Skinny, taglio dritto, a zampa, baggy, con risvolto. E ancora, tinta unita, slavati, macchiati, strappati. I jeans sono uno dei capi di abbigliamento più amati, tant’è che nel mondo ne vengono venduti ogni anno ben 3,5 miliardi. Stando al report di Fundamental Business Insights appena pubblicato, si prevede che il mercato registrerà una crescita rilevante, passando da 86,05 miliardi di dollari nel 2024 a 151,22 entro il 2034. Si stima, inoltre, che entro il 2025 il fatturato del settore sarà pari a 90,54 miliardi. Cifre che preoccupano non poco chi ha a cuore la sostenibilità, visto che questo indumento è uno di quelli a maggiore impatto ambientale.
I dati sul consumo di risorse
Secondo il Programma delle Nazioni Unite per l’ambiente, per realizzare un paio di pantaloni in denim servono 3.781 litri di acqua, a fronte di un’emissione di 33,4 chili di anidride carbonica durante il ciclo di vita, equivalente a guidare l’auto per 111 chilometri o a guardare 246 ore di tv su un grande schermo.
La fabbricazione del tessuto assorbe, inoltre, circa il 35% di tutta la produzione mondiale di cotone. Per ottenere un chilo di questa fibra occorrono 10mila litri di acqua, 12 metri quadrati di terreno e 18,3 kilowattora di energia elettrica. A ciò si aggiunge, nelle fasi di tintura e finitura, l’impiego di coloranti e prodotti chimici. In particolare, il processo di colorazione richiede annualmente circa 50mila tonnellate di indaco sintetico e oltre 84mila tonnellate di idrosolfito di sodio, usato come agente riducente. Sostanze, queste, alle quali vengono esposti i lavoratori del settore, con conseguenze negative per la loro salute.
A fronte di tutto questo, è indispensabile l’impegno da parte dei consumatori: trattare il denim nel modo giusto significa preservarne a lungo la qualità minimizzando gli sprechi.

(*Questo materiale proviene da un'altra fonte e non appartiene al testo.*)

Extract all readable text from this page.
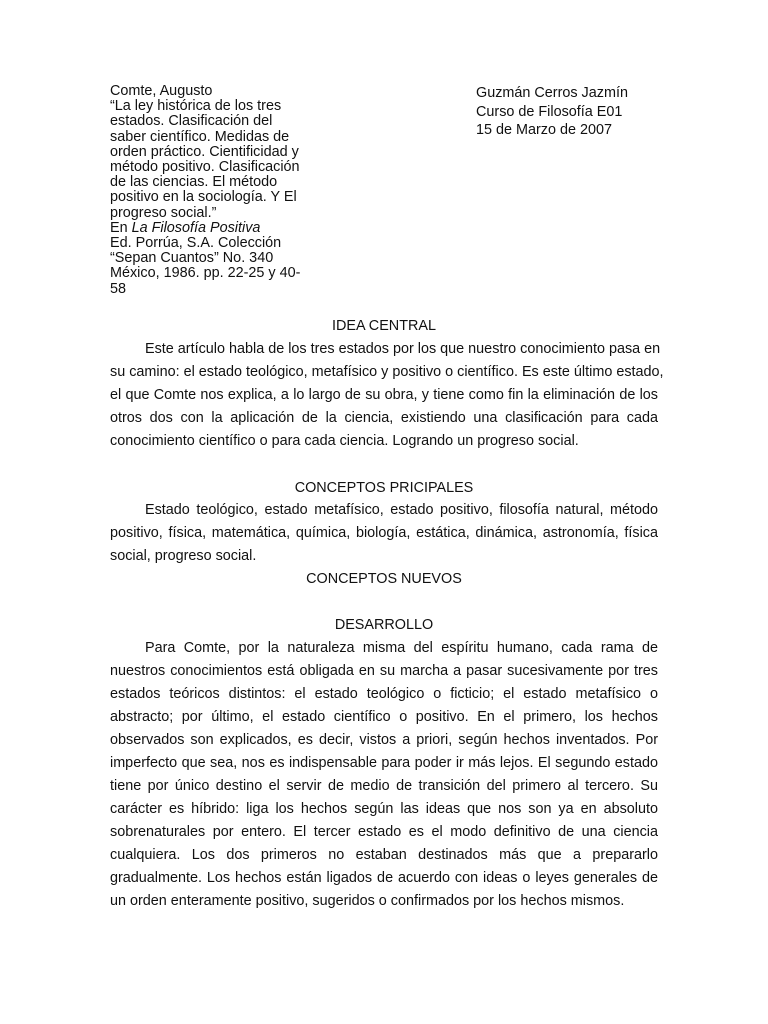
Comte, Augusto
“La ley histórica de los tres
estados. Clasificación del
saber científico. Medidas de
orden práctico. Cientificidad y
método positivo. Clasificación
de las ciencias. El método
positivo en la sociología. Y El
progreso social.”
En La Filosofía Positiva
Ed. Porrúa, S.A. Colección
“Sepan Cuantos” No. 340
México, 1986. pp. 22-25 y 40-
58
Guzmán Cerros Jazmín
Curso de Filosofía E01
15 de Marzo de 2007
IDEA CENTRAL
Este artículo habla de los tres estados por los que nuestro conocimiento pasa en
su camino: el estado teológico, metafísico y positivo o científico. Es este último estado,
el que Comte nos explica, a lo largo de su obra, y tiene como fin la eliminación de los
otros dos con la aplicación de la ciencia, existiendo una clasificación para cada
conocimiento científico o para cada ciencia. Logrando un progreso social.
CONCEPTOS PRICIPALES
Estado teológico, estado metafísico, estado positivo, filosofía natural, método
positivo, física, matemática, química, biología, estática, dinámica, astronomía, física
social, progreso social.
CONCEPTOS NUEVOS
DESARROLLO
Para Comte, por la naturaleza misma del espíritu humano, cada rama de
nuestros conocimientos está obligada en su marcha a pasar sucesivamente por tres
estados teóricos distintos: el estado teológico o ficticio; el estado metafísico o
abstracto; por último, el estado científico o positivo. En el primero, los hechos
observados son explicados, es decir, vistos a priori, según hechos inventados. Por
imperfecto que sea, nos es indispensable para poder ir más lejos. El segundo estado
tiene por único destino el servir de medio de transición del primero al tercero. Su
carácter es híbrido: liga los hechos según las ideas que nos son ya en absoluto
sobrenaturales por entero. El tercer estado es el modo definitivo de una ciencia
cualquiera. Los dos primeros no estaban destinados más que a prepararlo
gradualmente. Los hechos están ligados de acuerdo con ideas o leyes generales de
un orden enteramente positivo, sugeridos o confirmados por los hechos mismos.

In lavatrice con acqua fredda
Come suggerisce Altroconsumo, i jeans nuovi vanno lavati prima di essere indossati, ma il lavaggio a mano è da evitare perché si rischia di sprecare molta acqua. Meglio quello in lavatrice, scegliendo il programma per il cotone e impostando la temperatura dell’acqua a 30 gradi. Da rifuggire l’abitudine di lavare questo capo troppo di frequente: in genere i pantaloni in denim si sporcano dopo averli indossati per almeno sei-sette volte. Tra un impiego e l’altro, può essere una buona idea stenderli all’aperto per un paio d’ore, in modo che prendano aria e riacquistino freschezza.
Inutile ricorrere al lavaggio a secco: se il modello scelto non ha applicazioni né decori particolarmente delicati non c’è ragione di rivolgersi a una tintoria.
Asciugatura e stiratura
Nel caso dei jeans, l’uso dell’asciugatrice è sconsigliato, poiché lo strofinamento dei capi nel tamburo della macchina incrementa l’usura. Il suggerimento è stenderli e farli asciugare all’aria, appendendoli per le due estremità del girovita: un piccolo ‘trucco’ per evitare la formazione di pieghe da asciugatura. Se poi si ritira il capo quando è ancora leggermente umido, non sarà necessario stirarlo. Nel caso in cui, una volta asciutti, i pantaloni presentino stropicciature non gradite, in genere è sufficiente una passata veloce con il ferro da stiro tiepido. In ogni caso, è bene attenersi alle temperature di stiratura indicate sull’etichetta.
Come riconoscere i modelli green
Quando i jeans saranno davvero giunti a fine vita, è il momento di acquistarne di nuovi. Nella scelta è bene prediligere marche attente non solo a moda e profitto, ma anche alla sostenibilità. Alcuni modelli, per esempio, riportano le indicazioni sulla composizione e le istruzioni di lavaggio sul tessuto di cotone della tasca interna, evitando così di aggiungere etichette di solito realizzate in materiali sintetici. Altri hanno una salpa, ovvero il rettangolo posto in cintura sul quale è riportato il brand, in cotone riciclato.
Tra i vari produttori, alcuni, come Blue of a kind, Rifò, Nelle grandi fauci, Candiani, offrono un servizio di riparazioni gratuite per i propri capi: un modo per rifuggire la cultura dell’usa-e-getta, per produrre meno rifiuti e per risparmiare. Infine, dato che i jeans non sono più indumenti da lavoro, i rinforzi metallici (rivetti) delle cuciture risultano inutili, rendendo anche più difficile riciclare il capo: un plauso ai marchi che li hanno eliminati.